The electronic health record complicates everything. The migration of healthcare records to electronic systems has created interoperability that Part 2 was not designed to address. When a Part 2 program enters records into an electronic health record system that is shared with other providers — a health information exchange, a hospital network's unified EHR — the technical mechanisms for limiting access to Part 2-protected information within that system are imperfect. Some EHR systems allow for segmentation of Part 2 records; others do not. Understanding the facility's technology infrastructure — and the technical safeguards it employs to prevent unauthorized access within its own systems — is a question that private clients should ask and that facilities should be able to answer clearly.

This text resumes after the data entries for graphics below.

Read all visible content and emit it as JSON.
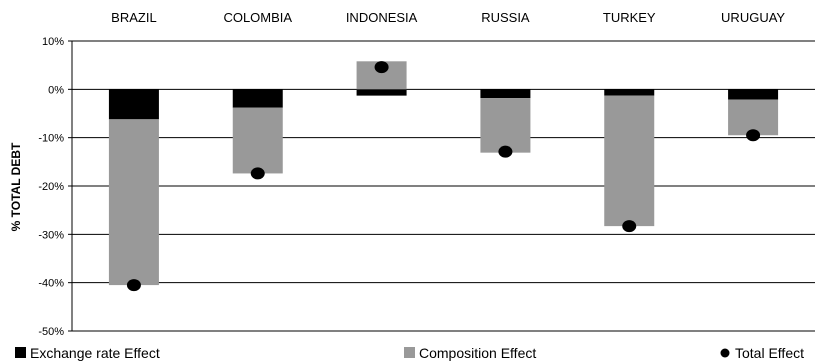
{
  "chart_data": {
    "type": "bar",
    "categories": [
      "BRAZIL",
      "COLOMBIA",
      "INDONESIA",
      "RUSSIA",
      "TURKEY",
      "URUGUAY"
    ],
    "series": [
      {
        "name": "Exchange rate Effect",
        "kind": "stacked-bar",
        "color": "#000000",
        "values": [
          -6.2,
          -3.8,
          -1.3,
          -1.8,
          -1.3,
          -2.1
        ]
      },
      {
        "name": "Composition Effect",
        "kind": "stacked-bar",
        "color": "#999999",
        "values": [
          -34.3,
          -13.6,
          5.8,
          -11.3,
          -27.0,
          -7.4
        ]
      },
      {
        "name": "Total Effect",
        "kind": "marker",
        "color": "#000000",
        "values": [
          -40.5,
          -17.4,
          4.6,
          -12.9,
          -28.3,
          -9.5
        ]
      }
    ],
    "ylabel": "% TOTAL DEBT",
    "ylim": [
      -50,
      10
    ],
    "yticks": [
      10,
      0,
      -10,
      -20,
      -30,
      -40,
      -50
    ],
    "ytick_labels": [
      "10%",
      "0%",
      "-10%",
      "-20%",
      "-30%",
      "-40%",
      "-50%"
    ],
    "grid": true,
    "legend": "bottom"
  }
}
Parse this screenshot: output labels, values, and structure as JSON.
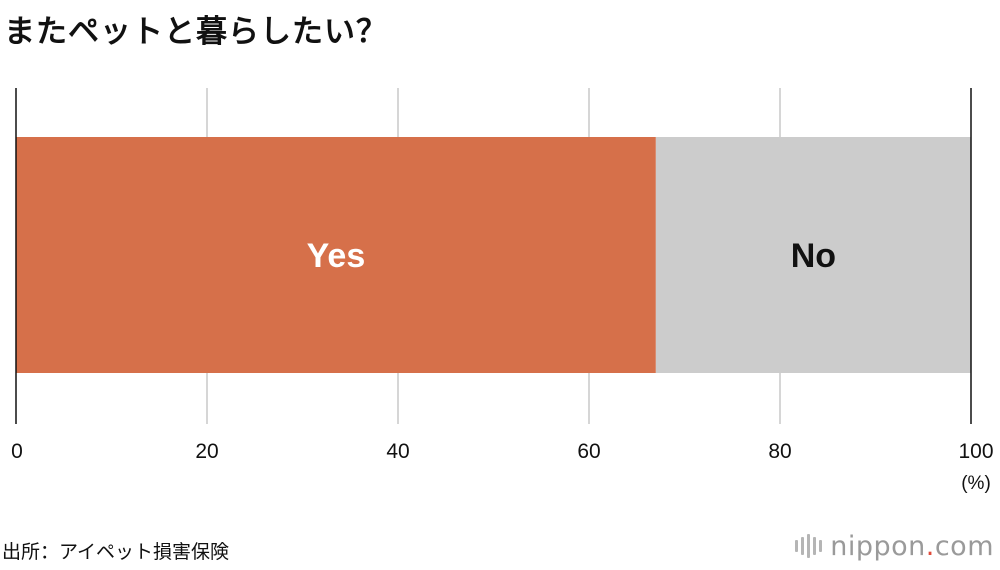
{
  "title": "またペットと暮らしたい？",
  "source": "出所：アイペット損害保険",
  "brand": {
    "name": "nippon",
    "dot": ".",
    "suffix": "com"
  },
  "chart_data": {
    "type": "bar",
    "orientation": "horizontal",
    "stacked": true,
    "title": "またペットと暮らしたい？",
    "xlim": [
      0,
      100
    ],
    "xticks": [
      "0",
      "20",
      "40",
      "60",
      "80",
      "100"
    ],
    "unit": "(%)",
    "grid": true,
    "series": [
      {
        "name": "Yes",
        "value": 67,
        "color": "#d6704a",
        "label_color": "#ffffff"
      },
      {
        "name": "No",
        "value": 33,
        "color": "#cccccc",
        "label_color": "#111111"
      }
    ]
  }
}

The litigation environment is adversarial. In divorce proceedings, custody disputes, business litigation, and professional disciplinary proceedings, opposing parties routinely seek access to behavioral health records. Part 2 provides significant protection against court-ordered disclosure — requiring a specific judicial finding that the need for the information outweighs the potential harm to the patient, the physician-patient relationship, and the treatment services — but this protection must be actively asserted. It does not assert itself. Patients who anticipate litigation, or whose circumstances make litigation a foreseeable possibility, should ensure that their legal counsel understands Part 2's requirements for court orders and can intervene promptly if a subpoena for treatment records is issued.

The Practical Synthesis

The law gives patients with substance use disorders stronger privacy protections than patients with virtually any other medical condition. This was a deliberate legislative choice, rooted in the recognition that the stigma associated with addiction creates a specific, documented barrier to treatment. But the law is a tool, and like any tool, its effectiveness depends on the skill and intention with which it is used.

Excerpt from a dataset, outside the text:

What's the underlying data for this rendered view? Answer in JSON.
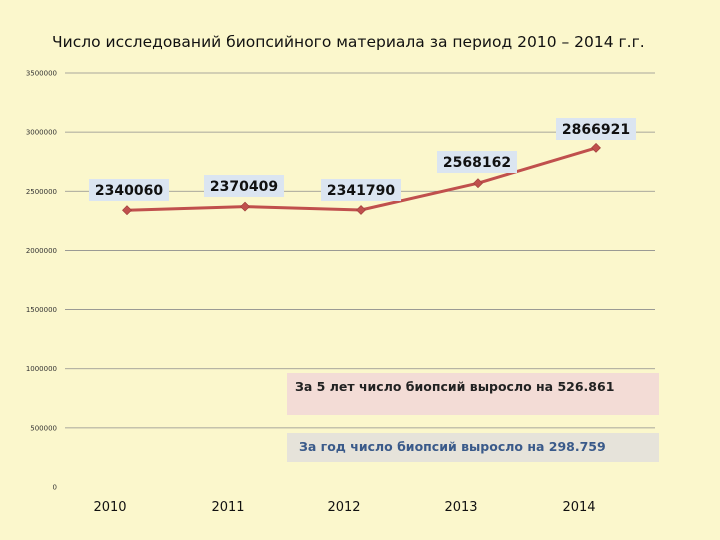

For private clients, the practical synthesis is this: the legal framework provides a strong foundation, but it must be supplemented by operational privacy measures — private payment, careful consent management, geographic distance, digital security, and legal counsel — that address the real-world pathways through which confidentiality fails. The law prevents your treatment facility from disclosing your records without consent. It does not prevent the other hundred ways that information escapes into the world. The most protected clients are those who understand both what the law provides and where it ends.